Dans la capitale, la participation électorale a presque tourné à la désillusion. Dans plusieurs bureaux de vote, les agents d’Elecam ont attendu en vain des électeurs qui ne sont jamais venus. Les centres de vote clairsemés disaient tout haut ce que beaucoup pensaient tout bas.

Des centres de vote vides, des cartes non retirées
Dès 8 heures, le constat s’imposait : la ferveur électorale n’était pas au rendez-vous. Au centre de vote du Lycée Général Leclerc, les assesseurs scrutaient une cour presque vide. « On dirait un jour férié sans enjeu », ironise Joseph, observateur accrédité. À l’École des Postes, même décor : des agents d’Elecam installés depuis l’aube, des urnes soigneusement scellées… mais très peu de votants. « Sur plus de 327 inscrits ici, nous n’avons pas vu la moitié », confie Mireille, présidente d’un bureau de vote. Les piles de cartes d’électeurs non retirées, posées sur les tables, rappelaient cruellement l’ampleur du désengagement. En fin de journée, les responsables d’Elecam les ont remises dans leurs sacs, repartant avec, comme symbole d’un scrutin qui n’a pas trouvé son peuple.
Un électorat presqu’absent
Dans les quartiers de Mvog-Ada, Essos ou Biyem-Assi, rares étaient les électeurs qui se rendaient aux urnes. La plupart des jeunes croisés dans les rues vaquaient à leurs occupations. « Voter pour qui ? », lâche Fabrice, étudiant, casque sur les oreilles. « On sait déjà comment ça va finir ». Une résignation froide, parfois teintée d’ironie, traduisait le fossé grandissant entre le discours politique et la réalité sociale. Pour Chantal, vendeuse au marché d’Etoudi, « les élections, c’est pour les politiciens, pas pour nous. Tant que la vie ne change pas, voter ne sert à rien ».
Une victoire sans élan populaire
Les premiers échos du dépouillement laissent présager une surprise : un candidat largement en tête, porté par un vote réduit.

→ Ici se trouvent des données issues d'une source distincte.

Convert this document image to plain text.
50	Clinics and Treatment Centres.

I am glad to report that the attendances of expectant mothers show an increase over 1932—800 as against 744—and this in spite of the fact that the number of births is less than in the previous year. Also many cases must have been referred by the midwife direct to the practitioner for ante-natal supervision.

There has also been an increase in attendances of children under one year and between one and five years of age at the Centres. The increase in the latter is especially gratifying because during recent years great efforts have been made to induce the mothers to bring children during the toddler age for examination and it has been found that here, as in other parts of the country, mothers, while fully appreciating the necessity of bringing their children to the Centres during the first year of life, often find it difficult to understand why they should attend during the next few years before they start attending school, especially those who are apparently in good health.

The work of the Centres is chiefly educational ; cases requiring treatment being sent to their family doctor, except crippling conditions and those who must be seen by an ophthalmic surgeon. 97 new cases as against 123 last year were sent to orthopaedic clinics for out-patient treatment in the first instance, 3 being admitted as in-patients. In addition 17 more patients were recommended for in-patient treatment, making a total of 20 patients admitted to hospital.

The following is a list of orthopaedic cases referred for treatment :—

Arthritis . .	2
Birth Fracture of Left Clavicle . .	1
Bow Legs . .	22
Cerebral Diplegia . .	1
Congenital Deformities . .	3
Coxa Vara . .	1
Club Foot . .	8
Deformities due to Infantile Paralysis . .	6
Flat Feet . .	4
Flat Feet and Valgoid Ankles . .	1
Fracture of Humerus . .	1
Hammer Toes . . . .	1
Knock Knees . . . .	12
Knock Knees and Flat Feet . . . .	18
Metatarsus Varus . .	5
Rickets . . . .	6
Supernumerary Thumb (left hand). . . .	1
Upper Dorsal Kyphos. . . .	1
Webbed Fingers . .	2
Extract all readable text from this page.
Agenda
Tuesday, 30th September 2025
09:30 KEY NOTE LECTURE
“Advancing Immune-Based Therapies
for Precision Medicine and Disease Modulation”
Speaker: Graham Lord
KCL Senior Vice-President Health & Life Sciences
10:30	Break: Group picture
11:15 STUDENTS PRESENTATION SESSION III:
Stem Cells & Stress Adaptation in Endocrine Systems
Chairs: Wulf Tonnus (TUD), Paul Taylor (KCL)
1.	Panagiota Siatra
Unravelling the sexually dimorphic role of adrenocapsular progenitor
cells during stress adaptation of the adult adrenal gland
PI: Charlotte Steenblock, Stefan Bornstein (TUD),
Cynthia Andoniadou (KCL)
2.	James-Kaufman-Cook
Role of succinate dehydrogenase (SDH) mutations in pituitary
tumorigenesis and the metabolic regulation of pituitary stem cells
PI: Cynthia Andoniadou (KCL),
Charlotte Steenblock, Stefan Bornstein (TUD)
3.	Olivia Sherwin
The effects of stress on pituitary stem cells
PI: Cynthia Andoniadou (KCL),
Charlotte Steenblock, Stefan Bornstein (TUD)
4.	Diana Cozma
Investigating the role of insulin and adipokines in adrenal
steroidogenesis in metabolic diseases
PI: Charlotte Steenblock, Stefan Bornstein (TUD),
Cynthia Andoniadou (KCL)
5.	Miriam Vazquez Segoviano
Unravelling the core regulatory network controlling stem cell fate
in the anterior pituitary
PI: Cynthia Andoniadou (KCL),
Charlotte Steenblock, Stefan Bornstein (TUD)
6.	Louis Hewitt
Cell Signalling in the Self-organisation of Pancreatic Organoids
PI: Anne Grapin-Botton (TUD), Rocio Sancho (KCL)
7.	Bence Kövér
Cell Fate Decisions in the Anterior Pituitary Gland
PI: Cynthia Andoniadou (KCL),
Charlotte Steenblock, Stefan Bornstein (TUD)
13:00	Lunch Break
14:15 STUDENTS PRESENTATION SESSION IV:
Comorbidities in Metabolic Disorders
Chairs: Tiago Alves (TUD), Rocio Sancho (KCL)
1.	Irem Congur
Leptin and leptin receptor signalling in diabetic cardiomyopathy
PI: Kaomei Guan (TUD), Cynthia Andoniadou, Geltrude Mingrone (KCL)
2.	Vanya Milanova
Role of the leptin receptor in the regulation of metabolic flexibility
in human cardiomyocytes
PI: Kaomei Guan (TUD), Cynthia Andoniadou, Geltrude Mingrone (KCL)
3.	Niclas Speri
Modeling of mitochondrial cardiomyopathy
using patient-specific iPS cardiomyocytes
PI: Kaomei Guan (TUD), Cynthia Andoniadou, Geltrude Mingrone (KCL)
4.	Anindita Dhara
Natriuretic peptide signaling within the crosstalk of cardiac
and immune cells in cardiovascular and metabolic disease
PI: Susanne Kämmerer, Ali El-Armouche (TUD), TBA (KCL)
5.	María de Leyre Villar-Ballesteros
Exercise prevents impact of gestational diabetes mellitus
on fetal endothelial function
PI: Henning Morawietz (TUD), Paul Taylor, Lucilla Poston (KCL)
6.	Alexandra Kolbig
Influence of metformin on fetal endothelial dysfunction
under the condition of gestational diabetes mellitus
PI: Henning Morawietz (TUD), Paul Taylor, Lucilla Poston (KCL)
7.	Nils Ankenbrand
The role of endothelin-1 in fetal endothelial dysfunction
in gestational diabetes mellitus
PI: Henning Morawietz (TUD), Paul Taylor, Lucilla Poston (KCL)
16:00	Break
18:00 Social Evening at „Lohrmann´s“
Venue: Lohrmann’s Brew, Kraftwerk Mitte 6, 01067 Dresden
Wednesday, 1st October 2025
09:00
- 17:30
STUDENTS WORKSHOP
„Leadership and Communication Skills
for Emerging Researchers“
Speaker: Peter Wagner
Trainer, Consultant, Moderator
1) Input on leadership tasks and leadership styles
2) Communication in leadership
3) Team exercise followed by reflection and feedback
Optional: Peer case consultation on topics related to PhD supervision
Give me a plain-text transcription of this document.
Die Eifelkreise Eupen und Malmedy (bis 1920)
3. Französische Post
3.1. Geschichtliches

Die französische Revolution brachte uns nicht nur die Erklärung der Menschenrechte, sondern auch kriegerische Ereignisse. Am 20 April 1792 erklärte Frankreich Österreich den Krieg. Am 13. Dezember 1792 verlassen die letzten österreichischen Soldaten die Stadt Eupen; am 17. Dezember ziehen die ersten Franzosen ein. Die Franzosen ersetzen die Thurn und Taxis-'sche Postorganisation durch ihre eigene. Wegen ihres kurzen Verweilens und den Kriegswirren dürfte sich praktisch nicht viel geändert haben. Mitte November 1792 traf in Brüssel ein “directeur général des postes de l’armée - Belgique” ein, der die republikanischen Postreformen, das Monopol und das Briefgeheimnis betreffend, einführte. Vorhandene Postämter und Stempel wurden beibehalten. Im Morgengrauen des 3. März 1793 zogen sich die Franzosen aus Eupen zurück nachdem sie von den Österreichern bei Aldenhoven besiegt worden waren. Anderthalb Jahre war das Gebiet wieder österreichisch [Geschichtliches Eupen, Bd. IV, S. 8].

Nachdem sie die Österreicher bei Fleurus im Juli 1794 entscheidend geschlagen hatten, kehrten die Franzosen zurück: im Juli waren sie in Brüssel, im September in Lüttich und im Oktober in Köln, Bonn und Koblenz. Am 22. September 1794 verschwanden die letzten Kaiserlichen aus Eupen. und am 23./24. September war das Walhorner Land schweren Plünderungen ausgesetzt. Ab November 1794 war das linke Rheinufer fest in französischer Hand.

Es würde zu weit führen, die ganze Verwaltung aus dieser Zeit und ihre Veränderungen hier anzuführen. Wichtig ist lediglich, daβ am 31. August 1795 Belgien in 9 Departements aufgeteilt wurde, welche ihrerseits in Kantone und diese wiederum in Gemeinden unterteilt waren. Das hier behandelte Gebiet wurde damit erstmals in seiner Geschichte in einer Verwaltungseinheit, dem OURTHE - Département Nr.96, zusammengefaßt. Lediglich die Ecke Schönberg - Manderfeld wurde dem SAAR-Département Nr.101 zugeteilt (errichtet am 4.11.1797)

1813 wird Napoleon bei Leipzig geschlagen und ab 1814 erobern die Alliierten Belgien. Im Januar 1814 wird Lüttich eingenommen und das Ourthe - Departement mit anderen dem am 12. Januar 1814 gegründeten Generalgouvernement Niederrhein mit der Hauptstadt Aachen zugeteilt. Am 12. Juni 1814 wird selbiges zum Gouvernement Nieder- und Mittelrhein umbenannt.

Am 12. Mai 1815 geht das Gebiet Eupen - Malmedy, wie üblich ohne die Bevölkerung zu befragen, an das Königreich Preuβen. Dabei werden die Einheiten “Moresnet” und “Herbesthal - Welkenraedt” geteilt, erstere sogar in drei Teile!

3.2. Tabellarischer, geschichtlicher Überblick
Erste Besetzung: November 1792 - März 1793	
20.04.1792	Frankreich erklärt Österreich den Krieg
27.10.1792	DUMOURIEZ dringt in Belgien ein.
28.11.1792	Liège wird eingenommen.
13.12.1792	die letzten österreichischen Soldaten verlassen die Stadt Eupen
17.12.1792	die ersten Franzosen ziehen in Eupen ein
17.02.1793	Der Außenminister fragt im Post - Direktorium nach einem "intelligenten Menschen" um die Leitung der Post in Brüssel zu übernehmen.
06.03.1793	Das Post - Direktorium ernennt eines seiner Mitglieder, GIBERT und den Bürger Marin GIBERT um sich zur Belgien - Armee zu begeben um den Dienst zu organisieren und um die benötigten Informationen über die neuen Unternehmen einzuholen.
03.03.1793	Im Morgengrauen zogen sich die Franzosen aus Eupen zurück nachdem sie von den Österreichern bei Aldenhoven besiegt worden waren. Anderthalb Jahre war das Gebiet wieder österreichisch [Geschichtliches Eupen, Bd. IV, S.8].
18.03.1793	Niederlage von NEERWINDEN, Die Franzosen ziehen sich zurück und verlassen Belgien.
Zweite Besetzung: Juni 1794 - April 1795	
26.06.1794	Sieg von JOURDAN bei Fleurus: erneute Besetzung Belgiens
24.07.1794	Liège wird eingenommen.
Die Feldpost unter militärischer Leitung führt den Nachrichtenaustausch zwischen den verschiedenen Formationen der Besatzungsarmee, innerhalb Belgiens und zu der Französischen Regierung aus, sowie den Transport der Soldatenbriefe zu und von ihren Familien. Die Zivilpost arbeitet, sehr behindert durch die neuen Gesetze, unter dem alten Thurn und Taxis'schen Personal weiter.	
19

Mais derrière la légalité des chiffres, une question brûle : peut-on être élu sans l’adhésion de la majorité ? « Ce sera sans doute une victoire légale, mais elle restera politiquement illégitime », analyse un politologue de l’Université de Yaoundé II, sous anonymat. « La vraie leçon de ce scrutin, c’est le désaveu silencieux d’un système électoral qui ne parle plus à ses citoyens. »
Un dimanche de désintérêt
Dans les rues de Yaoundé, tout laissait pourtant penser qu’un scrutin présidentiel se déroulait. Les taxis ne circulaient pas normalement,les bars et marchés étaient fermés. « Le pays semble fatigué de voter », constate un journaliste local. « On est passé d’un peuple électeur à un peuple spectateur ».
Le verdict d’une démocratie qui renait
Ce 12 octobre, l’abstention a pris le visage du vrai vainqueur. Elle n’a pas eu besoin de campagne ni de discours pour s’imposer. Alors que les chiffres officiels sont attendus, une réalité s’impose : le pouvoir issu de ce scrutin devra gouverner un pays qui n’a, pour la plupart, pas voté pour lui. Et cette dissonance entre la légalité électorale et la légitimité populaire risque d’ouvrir un nouveau cycle de méfiance politique. « Ce vote, c’est comme une pièce de théâtre jouée devant des sièges vides », soupire un observateur au centre de Nkolmesseng. « Le rideau tombera, mais le public, lui, n’était pas là ».